On the far bank of the River Alma the massed ranks of the Russian army are lined up. Strong points are bristling with cannons, loaded with cannister shot just waiting shred the flesh of any advancing enemy. They are confident and determined, this is their home and they will resist the invaders from Britain, France and Turkey.
As he nervously looks upon the formidable Russian position he wonders whether he be able to show the necessary bravery and guts to inspire his men to charge into the jaws of death.
As a lowly ranker, who through a mixture of luck, guile and bravado has risen to the dizzying heights of a Captain in the British Army, he knows he must show the leadership expected of an officer.
But Jack hides a dark secret, one that could threaten his new position and even his liberty and when someone from his past appears, he must go into battle not only watching his front but also his back.
Can Jack survive the mad rush into the Russian defences and the danger from one of his own men or will his secret be exposed?
The Scarlet Thief is the debut novel from Paul Fraser Collard and I think it takes a brave man to write about a British redcoat in the 19th century. Any book like this, is always going to be compared to Bernard Cornwell’s Sharpe series.
I am a huge fan of Sharpe and this has always clouded of any other series of similar ilk. I always feel that other authors either try to copy Sharpe or be so different as to make it ridiculous. The author seems to have not concerned himself with this and just written a believable character who is his own man. The clever twist in the story also helps move this away from a Sharpe like comparison.
The historical content of this book is first class and really brings to life the trials and tribulations of the British solider in the middle part of the 19th century. The descriptions of uniforms and equipment are accurate and add a layer of believability to the story.
The battle of Alma is loving described and is the centre piece of the book. The author captures the confusion, anarchy and downright terror of advancing into enemy guns and anybody with a passing knowledge of the battle will know that the author has stuck pretty much to the real life events. It is one of the best fictional accounts I have ever read.
Jack Lark is a great new character who because of the clever twist (which I won’t say what it is!) can go anywhere and be anything and I’m really looking forward to following him around the Empire.
Is there any gripes? Just a couple of minor ones. First off, the ‘baddie’ could of been developed a bit more. He didn’t really cause enough mischief for our hero and I felt he was criminally underused.
Secondly, its just too short! At under 300 pages I got though this in an afternoon (this is also a good thing!). The battle scene is excellent and is well detailed but I felt the build up was a little light. Jack should have struggled more in the presence of other officers (this was touched on but again underused IMO) and this could have been an interesting side story.

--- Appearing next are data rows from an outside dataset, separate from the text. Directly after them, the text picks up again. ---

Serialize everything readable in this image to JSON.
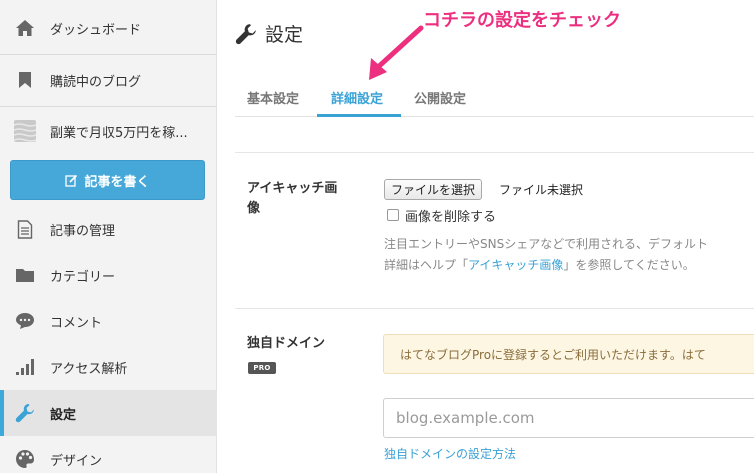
{
  "sidebar": {
    "items": [
      {
        "label": "ダッシュボード",
        "icon": "home-icon"
      },
      {
        "label": "購読中のブログ",
        "icon": "bookmark-icon"
      },
      {
        "label": "副業で月収5万円を稼...",
        "icon": "blog-thumbnail-icon"
      },
      {
        "label": "記事の管理",
        "icon": "document-icon"
      },
      {
        "label": "カテゴリー",
        "icon": "folder-icon"
      },
      {
        "label": "コメント",
        "icon": "comment-icon"
      },
      {
        "label": "アクセス解析",
        "icon": "bar-chart-icon"
      },
      {
        "label": "設定",
        "icon": "wrench-icon",
        "active": true
      },
      {
        "label": "デザイン",
        "icon": "palette-icon"
      }
    ],
    "write_button": "記事を書く"
  },
  "header": {
    "title": "設定",
    "annotation": "コチラの設定をチェック"
  },
  "tabs": [
    {
      "label": "基本設定"
    },
    {
      "label": "詳細設定",
      "active": true
    },
    {
      "label": "公開設定"
    }
  ],
  "eyecatch": {
    "label_line1": "アイキャッチ画",
    "label_line2": "像",
    "file_button": "ファイルを選択",
    "file_status": "ファイル未選択",
    "delete_checkbox": "画像を削除する",
    "help_line1": "注目エントリーやSNSシェアなどで利用される、デフォルト",
    "help_line2_prefix": "詳細はヘルプ「",
    "help_link": "アイキャッチ画像",
    "help_line2_suffix": "」を参照してください。"
  },
  "domain": {
    "label": "独自ドメイン",
    "badge": "PRO",
    "notice": "はてなブログProに登録するとご利用いただけます。はて",
    "placeholder": "blog.example.com",
    "help_link": "独自ドメインの設定方法"
  },
  "colors": {
    "accent": "#3aa2d5",
    "annotation": "#ec2f7f",
    "write_button": "#45a8d8",
    "notice_bg": "#fdf6e3"
  }
}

These really are minor gripes and for a debut novel this was a cracking book. I’ve spent years trying to find a replacement for Richard Sharpe and I think I have found him in Jack Lark.
The Scarlet Thief is published by Headline books 9th May 2013
Paul’s love of military history started at an early age. A childhood spent watching films like Waterloo and Zulu whilst reading Sharpe, Flashman and the occasional Commando comic, gave him a desire to know more of the men who fought in the great wars of the Nineteenth and Twentieth Centuries. At school, Paul was determined to become an officer in the British army and he succeeded in winning an Army Scholarship. However, Paul chose to give up his boyhood ambition and instead went into the finance industry. Paul stills works in the City, and lives with his wife and three children in Kent.